Somehow the airline managed to lose their tickets and their luggage in Athens, and they had to wait for the next available plane with enough room for them. When they finally got to Jerusalem, they were exhausted and there were people everywhere. Saturday morning, Cathy woke up in the King David Hotel to complete silence. She ran to the window and saw no one. The streets were empty.
“I panicked,” she said. “I ran and told Carlton that the rapture had happened, and we’d been left behind. It’s funny now. Back then, I was terrified.”
Both Cathy and Carlton agreed that it was hard to take in all the places they had studied about once they were there in the Holy Land. It was like a dream, standing there looking at places from the bible. Cathy said you expected to see Jesus and the disciples walk down the street at any minute. They saw the garden tomb and were baptized in the Jordan River.
Twenty people from Appling County traveled together. Smoky, the pastor of the First Baptist Church, organized the trip. They all stayed together and were supposed to meet another group from Florida, but the other group never showed up. The trip lasted eight days. Dr. Kanavage was with them, and the Rowells were happy he was. When the group started in to see Lazarus’ tomb, a sign warned them to step down and duck. Apparently, Cathy didn’t duck low enough and hit her head hard on the door frame. She says she saw little canaries circling her head for a while there, but the good doctor took care of it. She and Carlton did miss the tomb though.
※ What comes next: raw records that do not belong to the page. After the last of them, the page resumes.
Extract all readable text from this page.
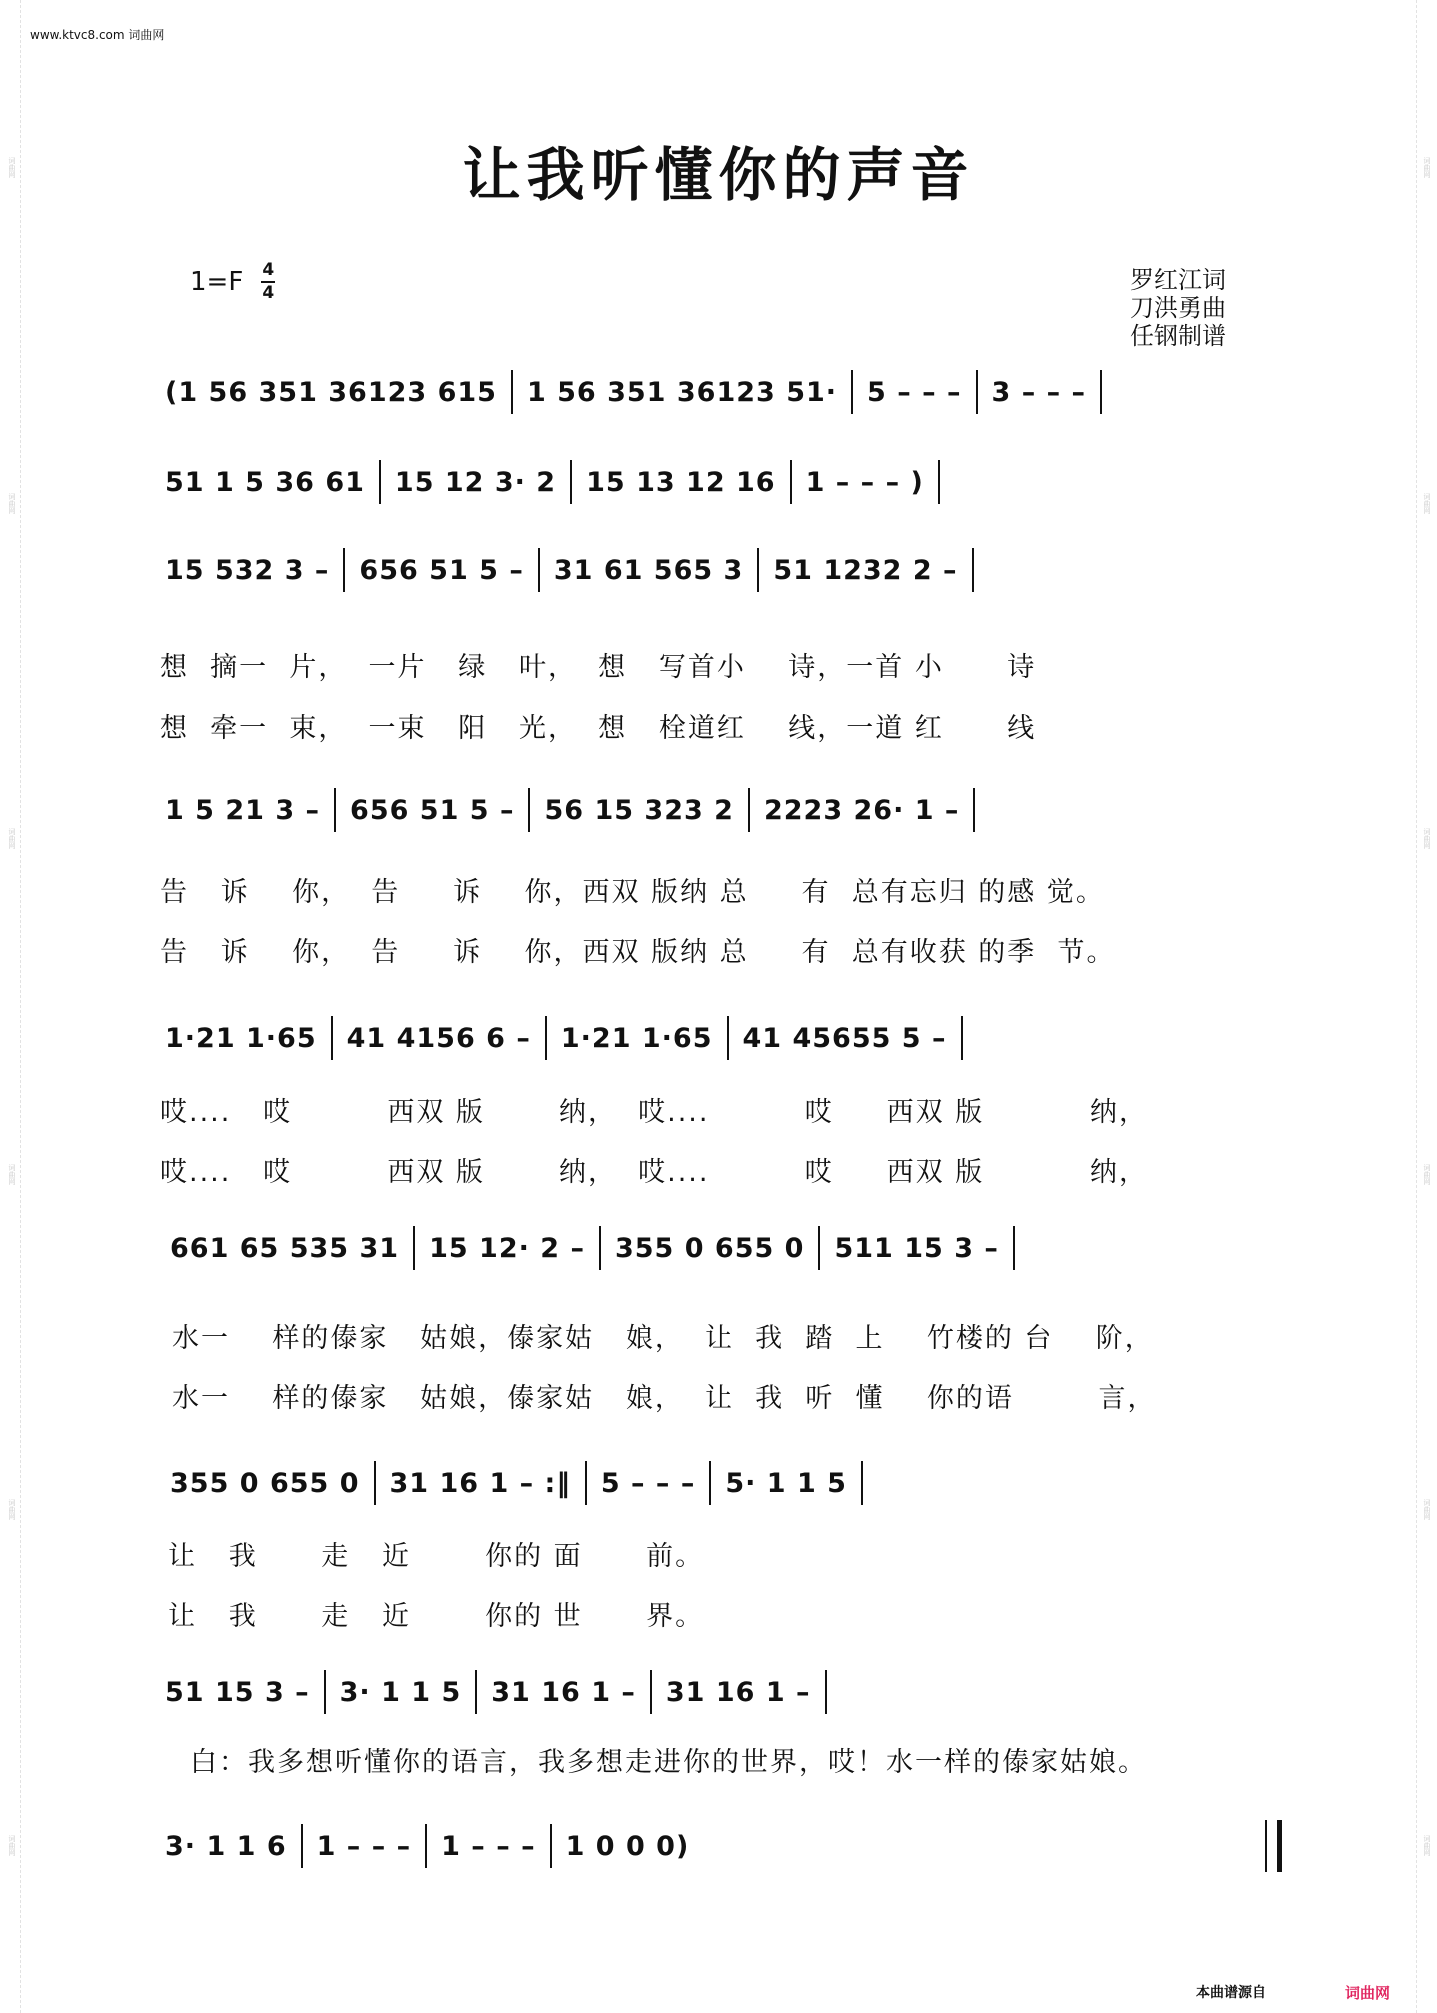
词曲网
词曲网
词曲网
词曲网
词曲网
词曲网
词曲网
词曲网
词曲网
词曲网
词曲网
词曲网
www.ktvc8.com 词曲网
让我听懂你的声音
$1=F \frac{4}{4}$	罗红江词
刀洪勇曲
任钢制谱
(1 56 351 36123 615 1 56 351 36123 51· 5 – – – 3 – – –
51 1 5 36 61 15 12 3· 2 15 13 12 16 1 – – – )
15 532 3 – 656 51 5 – 31 61 565 3 51 1232 2 –
想  摘一  片，  一片   绿   叶，  想   写首小    诗，一首 小      诗
想  牵一  束，  一束   阳   光，  想   栓道红    线，一道 红      线
1 5 21 3 – 656 51 5 – 56 15 323 2 2223 26· 1 –
告   诉    你，  告     诉    你，西双 版纳 总     有  总有忘归 的感 觉。
告   诉    你，  告     诉    你，西双 版纳 总     有  总有收获 的季  节。
1·21 1·65 41 4156 6 – 1·21 1·65 41 45655 5 –
哎....   哎         西双 版       纳，  哎....         哎     西双 版          纳，
哎....   哎         西双 版       纳，  哎....         哎     西双 版          纳，
661 65 535 31 15 12· 2 – 355 0 655 0 511 15 3 –
水一    样的傣家   姑娘，傣家姑   娘，  让  我  踏  上    竹楼的 台    阶，
水一    样的傣家   姑娘，傣家姑   娘，  让  我  听  懂    你的语        言，
355 0 655 0 31 16 1 – :‖ 5 – – – 5· 1 1 5
让   我      走   近       你的 面      前。
让   我      走   近       你的 世      界。
51 15 3 – 3· 1 1 5 31 16 1 – 31 16 1 –
白：我多想听懂你的语言，我多想走进你的世界，哎！水一样的傣家姑娘。
3· 1 1 6 1 – – – 1 – – – 1 0 0 0)
本曲谱源自	词曲网
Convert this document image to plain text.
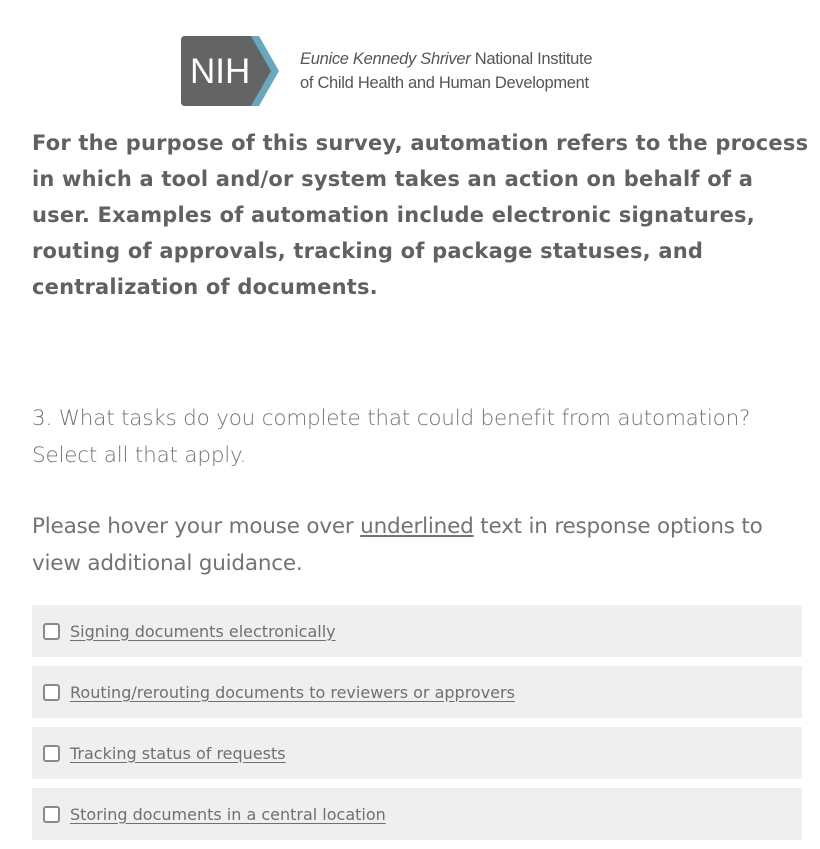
NIH	Eunice Kennedy Shriver National Institute
of Child Health and Human Development
For the purpose of this survey, automation refers to the process in which a tool and/or system takes an action on behalf of a user. Examples of automation include electronic signatures, routing of approvals, tracking of package statuses, and centralization of documents.
3. What tasks do you complete that could benefit from automation? Select all that apply.
Please hover your mouse over underlined text in response options to view additional guidance.
Signing documents electronically
Routing/rerouting documents to reviewers or approvers
Tracking status of requests
Storing documents in a central location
While Carlton was pastoring, he was also singing with a gospel group called The Southerners. They sang every weekend. The first group was made up of James Carter (tenor), Warren Olds (bass), L.Q. Sellers (pianist), Tony Haynes (baritone) and Carlton. The group changed over the years, but he sang in it until last October when his voice started going bad; he also had trouble standing up that long.
Carlton says he just retired; he hasn’t quit preaching. He’s open for whoever calls him first.
The Rowells have three sons: Tony (Selena), Andy, and Paul (Dana). They also have seven grandchildren and ten great grandchildren.